Because of all of this, a lot of autists who are labelled “high functioning” prefer to call it “high masking”, because what is expected of a high functioning autist is to blend in – to actively work to erase or hide autistic traits. And this takes a considerable amount of mental energy and effort. Autistic burnout happens when this toll has reached its breaking point and results in a collapse that can last everywhere from a couple of days to years. This burnout happens for the sole reason that autists are taught to expend an often-tremendous amount of energy on hiding who and what they are; to work against their neurodivergence rather than with or around it.
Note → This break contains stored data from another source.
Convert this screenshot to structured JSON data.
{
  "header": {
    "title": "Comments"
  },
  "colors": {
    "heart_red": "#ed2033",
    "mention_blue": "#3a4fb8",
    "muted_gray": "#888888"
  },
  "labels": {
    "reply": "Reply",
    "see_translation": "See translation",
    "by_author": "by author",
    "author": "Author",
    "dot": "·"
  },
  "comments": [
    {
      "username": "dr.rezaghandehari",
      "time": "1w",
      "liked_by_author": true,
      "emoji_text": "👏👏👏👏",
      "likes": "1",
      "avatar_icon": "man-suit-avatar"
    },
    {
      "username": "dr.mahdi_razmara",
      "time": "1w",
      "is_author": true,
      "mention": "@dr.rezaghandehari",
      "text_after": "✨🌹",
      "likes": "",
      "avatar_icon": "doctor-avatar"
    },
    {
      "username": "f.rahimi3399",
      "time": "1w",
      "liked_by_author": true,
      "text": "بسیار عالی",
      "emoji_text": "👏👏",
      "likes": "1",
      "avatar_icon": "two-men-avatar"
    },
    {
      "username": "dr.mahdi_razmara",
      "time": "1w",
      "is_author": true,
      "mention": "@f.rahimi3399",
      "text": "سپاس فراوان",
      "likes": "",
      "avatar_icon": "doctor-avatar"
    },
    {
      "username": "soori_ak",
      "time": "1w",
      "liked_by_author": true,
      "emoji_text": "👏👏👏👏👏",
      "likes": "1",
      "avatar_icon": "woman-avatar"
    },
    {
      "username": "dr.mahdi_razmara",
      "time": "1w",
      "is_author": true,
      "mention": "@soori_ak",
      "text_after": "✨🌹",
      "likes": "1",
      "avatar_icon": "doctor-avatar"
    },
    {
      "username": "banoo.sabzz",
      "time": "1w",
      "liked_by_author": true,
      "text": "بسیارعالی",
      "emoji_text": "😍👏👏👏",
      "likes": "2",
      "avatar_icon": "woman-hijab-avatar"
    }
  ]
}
For the soul reason that autists are often forced or pressured or always at least expected to try to be or imitate what they are not, rather than teaching non-autists to be understanding and accepting, rather than helping both autists and non-autists how to make adjustments or accommodations towards each other.

Thus, more problems and disabilities are created where there should be none. And the ways in which autists are potentially MORE ABLE than abled people – of which there are many – are not given room flourish.

And autists are not the only ones expected to mask and adjust unilaterally. We are taught little about how to interact with neurodivergencies in general (or physical disabilities, for that matter), such as ADHD, OCD, dyslexia, Tourette syndrome, epilepsy, schizophrenia, etc. The adjustments made (if at all) are local and not universal. Neurodivergent people are given “special education”, which is usually insufficient and commonly not early enough, and often even helps to alienate neurodivergent people further (just remember what you yourself probably thought of people given “special” education).

Neurodivergents might be given medication, yes, and even sometimes money and assistance to help adjust to and live in our societies, but that they are living in a well -developed and well-funded welfare state AND assuming it is even noticed in the first place, as most parents, teachers or people who would be in a position to discover neurodivergency early in a child’s life do not know what the signs are and often enough do not even know to look for them in the first place. Society at large is oblivious at best and actively malignant at worst. In these Covid19 times, some parts of our society are actively and openly dipping into eugenics, with some US states “[making] it clear that people with cognitive issues are a lower priority for lifesaving treatment”, according to propublica.org. It is perhaps not hard to see why depression, anxiety and exhaustion is very common in neurodivergent people of all kinds. These often feel like features of neurodivergence, not bugs, and they are MADE features by how trash-shit anyone who diverges from the expected standard is treated.

What we SHOULD be doing, is teaching neurotypicals and neurodivergents alike to be respectful and knowledgeable about each other. How to recognise the signs and how to make the PROPER adjustments to EACH OTHER. This should be taught in school to everyone. A neurotypical should be taught to respect and accept an autist’s aversion to eye-contact while talking. An autist should be taught how to assist an epileptic having a seizure. An epileptic should be taught not to be afraid of someone hearing voices that other people cannot hear. We should all be taught how to interact with each other respectfully and with some amount of base-line knowledge of what challenges different people face, whether they are of a physical or of a mental nature. We should be taught that disabilities exist because of how we have allowed our societies to be designed.

We are all ableist because we were made that way and kept that way by how we neglect and mistreat people who do not fit the socially constructed definition of what it means to be “able”.

The good news is that social constructions can be socially constructed differently. By restructuring how we educate and integrate and accommodate where needed, we can make ableism disappear.

The bad news is that we just do not care.